Я лежала на земле, свернувшись калачиком и зажимая уши. Я только-только приподнялась и стала оглядываться, и тут появился господь Нахадот: он держал на руках моего брата. Потом возник господь Ахад, а с ним вновь оживший Итемпас и тяжко раненная Ликуя Шот. А в следующее мгновение прибыла Йейнэ. Она принесла Сиэя.
Я Шахар Арамери, и я осталась совсем одна.
Я издала эдикт, обращенный к Собранию, и призвала всех к себе в Эхо. Я присовокупила личное приглашение для Узейн Дарр и ее союзников – тех, кого она пожелает с собой привести. Я сразу пояснила свою позицию, указав целью собрания «обсуждение условий сдачи Арамери». Мама всегда говорила: если необходимо сделать нечто малоприятное, делай это искренне и не трать силы на сожаления.
Я также пригласила выборных от «Литарии», Купеческой гильдии и Союза земледельцев, равно как и от ордена Итемпаса. Я даже позвала к себе нескольких нищих из Деревни Предков и художников с Гульбища в бывшей Тени. Господь Ахад не был расположен присутствовать, ибо неотлучно находился у постели Ликуи Шот: исцеленная, она спала глубоким сном, медленно восстанавливая без остатка отданные силы. Поэтому я включила в список приглашенных нескольких городских богов Тени, кого удалось разыскать. Надо отметить, что большинство так называемых боженят осталось в царстве смертных, невзирая на чудовищную опасность. И дело было не в новой Войне богов – на сей раз они заботились о нас, смертных. Соответственно, богини Неммер и Китр пообещали явиться.
Участие «Литарии» сказалось в том, что все представители прибыли незамедлительно: оттуда загодя разослали по городам и весям писцов, чтобы помочь тем приглашенным, кто не мог нанять своих. Прошло менее суток, и в Эхо собралось несколько сотен первейших людей этого мира – чиновников, важных предпринимателей, влиятельных придворных. Конечно, здесь были не все, кто действительно влиял на судьбы народов, и далеко не все, кто составлял эти самые народы. Но все лучше, чем ничего.

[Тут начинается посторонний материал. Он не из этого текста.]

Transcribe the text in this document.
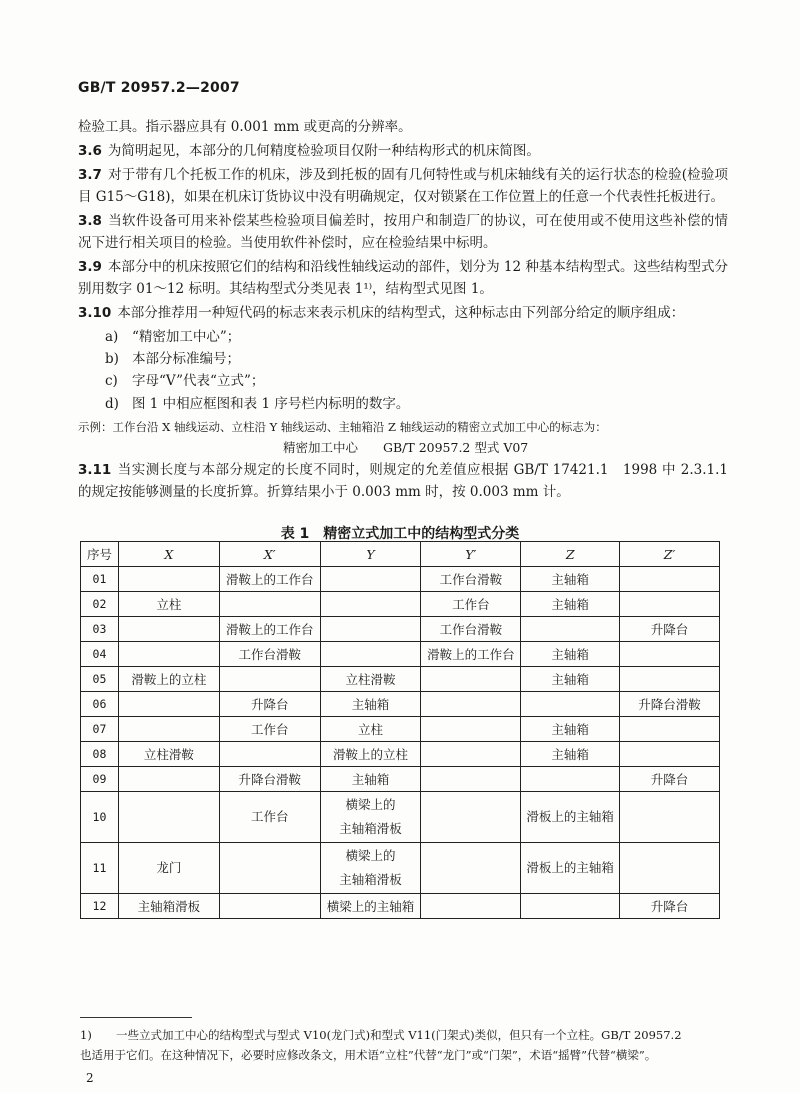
GB/T 20957.2—2007

检验工具。指示器应具有 0.001 mm 或更高的分辨率。

3.6 为简明起见，本部分的几何精度检验项目仅附一种结构形式的机床简图。

3.7 对于带有几个托板工作的机床，涉及到托板的固有几何特性或与机床轴线有关的运行状态的检验(检验项目 G15～G18)，如果在机床订货协议中没有明确规定，仅对锁紧在工作位置上的任意一个代表性托板进行。

3.8 当软件设备可用来补偿某些检验项目偏差时，按用户和制造厂的协议，可在使用或不使用这些补偿的情况下进行相关项目的检验。当使用软件补偿时，应在检验结果中标明。

3.9 本部分中的机床按照它们的结构和沿线性轴线运动的部件，划分为 12 种基本结构型式。这些结构型式分别用数字 01～12 标明。其结构型式分类见表 1¹⁾，结构型式见图 1。

3.10 本部分推荐用一种短代码的标志来表示机床的结构型式，这种标志由下列部分给定的顺序组成：

a) “精密加工中心”；
b) 本部分标准编号；
c) 字母“V”代表“立式”；
d) 图 1 中相应框图和表 1 序号栏内标明的数字。
示例：工作台沿 X 轴线运动、立柱沿 Y 轴线运动、主轴箱沿 Z 轴线运动的精密立式加工中心的标志为：
精密加工中心　　GB/T 20957.2 型式 V07

3.11 当实测长度与本部分规定的长度不同时，则规定的允差值应根据 GB/T 17421.1　1998 中 2.3.1.1 的规定按能够测量的长度折算。折算结果小于 0.003 mm 时，按 0.003 mm 计。

表 1　精密立式加工中的结构型式分类
序号	X	X′	Y	Y′	Z	Z′
01		滑鞍上的工作台		工作台滑鞍	主轴箱	
02	立柱			工作台	主轴箱	
03		滑鞍上的工作台		工作台滑鞍		升降台
04		工作台滑鞍		滑鞍上的工作台	主轴箱	
05	滑鞍上的立柱		立柱滑鞍		主轴箱	
06		升降台	主轴箱			升降台滑鞍
07		工作台	立柱		主轴箱	
08	立柱滑鞍		滑鞍上的立柱		主轴箱	
09		升降台滑鞍	主轴箱			升降台
10		工作台	横梁上的
主轴箱滑板		滑板上的主轴箱	
11	龙门		横梁上的
主轴箱滑板		滑板上的主轴箱	
12	主轴箱滑板		横梁上的主轴箱			升降台
1) 一些立式加工中心的结构型式与型式 V10(龙门式)和型式 V11(门架式)类似，但只有一个立柱。GB/T 20957.2
也适用于它们。在这种情况下，必要时应修改条文，用术语“立柱”代替“龙门”或“门架”，术语“摇臂”代替“横梁”。
2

Я пригласила их в Храм – единственный зал дворца, достаточно просторный, чтобы вместить всех гостей. Обращаясь к ним, я встала на том месте, где мой брат и мой лучший друг впервые показали мне, что значит любить. (Мысли об этом очень отвлекали меня, и я старательно отгоняла их.)
А потом я заговорила.
Я сказала этим людям, что мы, Арамери, отказываемся от мировой власти. Нет, не в пользу других благородных семейств, ибо это лишь приведет к усобицам и войне. Основная часть нашей сокровищницы и управление войсками перейдет в ведение нового управляющего собрания. Оно будет состоять из присутствующих здесь либо их полномочных представителей. Жрецов, писцов, богорожденных, купцов, вельмож и простонародья. То есть всех слоев населения. И это собрание, или правительство, будет издавать указы, проводить выборы, делать еще что-то, что оно сочтет подобающим, управляя вместо нас Ста Тысячами Королевств.

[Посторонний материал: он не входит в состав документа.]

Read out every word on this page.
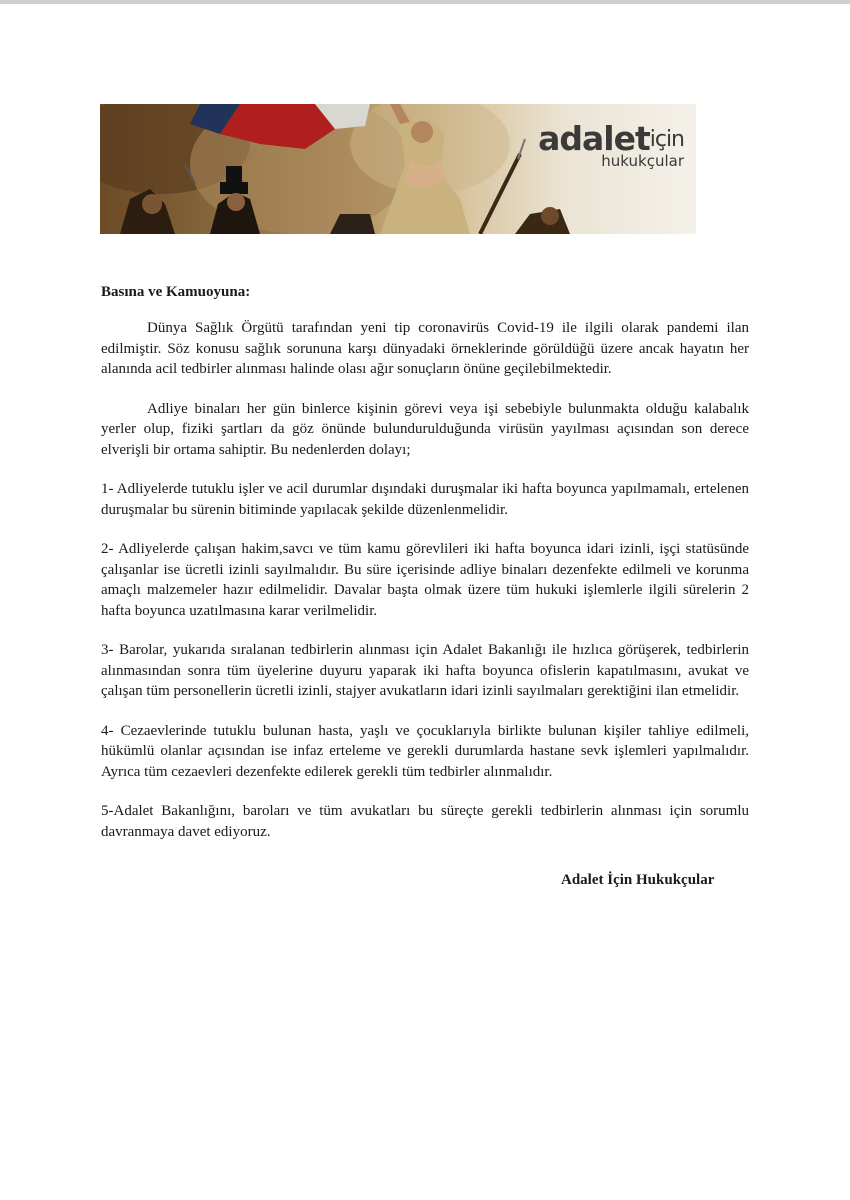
adaletiçin
hukukçular
Basına ve Kamuoyuna:

Dünya Sağlık Örgütü tarafından yeni tip coronavirüs Covid-19 ile ilgili olarak pandemi ilan edilmiştir. Söz konusu sağlık sorununa karşı dünyadaki örneklerinde görüldüğü üzere ancak hayatın her alanında acil tedbirler alınması halinde olası ağır sonuçların önüne geçilebilmektedir.

Adliye binaları her gün binlerce kişinin görevi veya işi sebebiyle bulunmakta olduğu kalabalık yerler olup, fiziki şartları da göz önünde bulundurulduğunda virüsün yayılması açısından son derece elverişli bir ortama sahiptir. Bu nedenlerden dolayı;

1- Adliyelerde tutuklu işler ve acil durumlar dışındaki duruşmalar iki hafta boyunca yapılmamalı, ertelenen duruşmalar bu sürenin bitiminde yapılacak şekilde düzenlenmelidir.

2- Adliyelerde çalışan hakim,savcı ve tüm kamu görevlileri iki hafta boyunca idari izinli, işçi statüsünde çalışanlar ise ücretli izinli sayılmalıdır. Bu süre içerisinde adliye binaları dezenfekte edilmeli ve korunma amaçlı malzemeler hazır edilmelidir. Davalar başta olmak üzere tüm hukuki işlemlerle ilgili sürelerin 2 hafta boyunca uzatılmasına karar verilmelidir.

3- Barolar, yukarıda sıralanan tedbirlerin alınması için Adalet Bakanlığı ile hızlıca görüşerek, tedbirlerin alınmasından sonra tüm üyelerine duyuru yaparak iki hafta boyunca ofislerin kapatılmasını, avukat ve çalışan tüm personellerin ücretli izinli, stajyer avukatların idari izinli sayılmaları gerektiğini ilan etmelidir.

4- Cezaevlerinde tutuklu bulunan hasta, yaşlı ve çocuklarıyla birlikte bulunan kişiler tahliye edilmeli, hükümlü olanlar açısından ise infaz erteleme ve gerekli durumlarda hastane sevk işlemleri yapılmalıdır. Ayrıca tüm cezaevleri dezenfekte edilerek gerekli tüm tedbirler alınmalıdır.

5-Adalet Bakanlığını, baroları ve tüm avukatları bu süreçte gerekli tedbirlerin alınması için sorumlu davranmaya davet ediyoruz.

Adalet İçin Hukukçular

Сказать, что я их весьма озадачила, – это ничего не сказать.
Когда поднялся крик, я просто ушла. Деяние немыслимое для правительницы Арамери, но я ведь больше не правила. К тому же у меня, как и у всех смертных, близко соприкоснувшихся с Вихрем, еще звенело в ушах, несмотря на целительное действие сигил наших писцов. Я совершенно не могла выносить громких звуков, а из-за шума и гама мое здоровье точно бы пошатнулось.
Ища спокойствия и тишины, я вышла на один из причалов Эха. Этот пирс был одним из немногих, не пострадавших во время стремительного перелета дворца из океана в озеро Светлокно.
С причала открывался вид на берег озера и беспорядочный, сомнительной красоты городок выживших. Я успела соскучиться по беспредельному океану, по плывущим над головой облакам. Впрочем… если бы дворец, как прежде, плавал по морю, сумела бы я привыкнуть к ветру и вечно катящимся волнам?
Сзади послышались шаги.
– А ты все-таки сделала это, – услышала я.
Я обернулась и увидела подошедшую Узейн Дарр. Ее левый глаз и всю левую половину лица закрывала плотная повязка, одна рука лежала в лубке. Может, были и еще раны, но доспех и одежда не позволяли их разглядеть. На мгновение мне сделалось неуютно: стражники Гнева, вечно торчавшие поблизости, именно в этот момент куда-то подевались. Однако в здоровой руке Узейн не было ножа, и я решила считать это добрым знаком.
– Да, – подтвердила я. – Сделала.
– Почему?
Я удивленно моргнула:
– А почему ты спрашиваешь?
Она тряхнула головой:
– Из любопытства. Из желания лучше узнать врага. Просто со скуки.
Моя выучка возбраняла мне улыбаться, но все же я улыбнулась, потому что мне больше не было дела до этой выучки. И еще потому, что так, я уверена, поступил бы Дека. Сиэй, как я подозревала, пошел бы еще на шаг дальше, ведь он всегда делал еще один шаг. Чего доброго, он предложил бы посидеть с ее ребятишками. И она, чего доброго, ему даже позволила бы.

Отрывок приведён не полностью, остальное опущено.